Case study: Bottled water supplier, China
China consumes more bottled water than anywhere else in the world: around 25 billion gallons a year, according to the IBWA trade association, which accounts for more than a quarter of the world’s volume. And yet, one of the largest suppliers of bottled water to China has been able to avoid severe stock shortages thanks to using sophisticated supply chain planning technology to help the company anticipate and respond quickly to the emergency.
The company has numerous factories it can call upon to change capacity whenever and wherever necessary, based on forecasting of demand and supply capacity. It was also able to determine which were the most important products to prioritise, by taking into account the stock on hand in each warehouse and the available production and distribution capacities.
As it happens, most factories in China were already scheduled to close for a week over the Chinese new year, at a time when many coronavirus cases were threatening to bring Wuhan (where the Covid-19 virus outbreak started) to a standstill. However, shortly before, a team of planners were already busy gearing up and preparing for various possible closures after hearing more and more news of lockdowns in different areas. So it looked at the areas likely to be most affected and where else it could produce, and at what capacity.

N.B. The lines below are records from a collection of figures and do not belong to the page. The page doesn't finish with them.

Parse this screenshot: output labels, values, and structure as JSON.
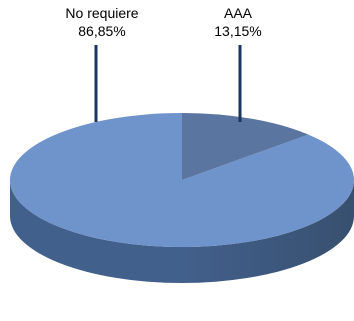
{
  "chart_data": {
    "type": "pie",
    "title": "",
    "slices": [
      {
        "label": "No requiere",
        "value": 86.85,
        "value_label": "86,85%"
      },
      {
        "label": "AAA",
        "value": 13.15,
        "value_label": "13,15%"
      }
    ],
    "style": "3d",
    "legend": "none",
    "colors": {
      "no_requiere_top": "#6f93cb",
      "no_requiere_side": "#42608c",
      "aaa_top": "#5a76a0",
      "aaa_side": "#38506f",
      "leader_lines": "#1b3560"
    }
  }
}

The supply chain team learned about the traffic restrictions in various places, using the FuturMaster system to make an updated plan for the supply network. It regularly collected information from local managers to understand and build a picture of where and how many workers were most likely to be available at any given time. It ran simulation after simulation. It came up with a plan A, a plan B, C, and so on. This foresight and planning meant that it was less likely to be taken by surprise and resulted in continued supplies to almost everywhere.
The bottled water company was able to endure the turmoil largely thanks to FuturMaster’s supply chain planning technology and sufficient preparations to allow it to model various different scenarios and come up with the best solutions. For instance, by shifting production capacity to different locations and planning ahead for change, it was able to supply enough goods to cope with factory closures and offset transportation problems elsewhere.
“Everything that seems normal everyday becomes totally impossible. For many businesses, you might need to find another logistics network. You have to focus on where’s the best factory that you can produce in and look closely at costs and feasibility. All the normal variables that supply chain planners use on an everyday basis become uncertain and questionable. But you can act with foresight to mitigate risk.
“In times of panic - and against a backdrop of empty shelves - some digital technology can be used to avoid a crisis. Digital technology can help make better decisions afterwards and prioritise things whenever there’s a choice to be made,” added Zhou.
AI and machine learning
“In times of extreme uncertainty and volatility in demand, digital technology can certainly make sense of a multitude of data, quickly and optimally. This requires a supply chain planning tool that’s highly flexible and data-driven. Ideally, you need to be able to manage as many variables as possible to get more accurate forecasts on demand and optimise the supply accordingly. It’s something that would normally take days to do manually. And a machine is often much better than humans at crunching numbers and making decisions from wades of information.”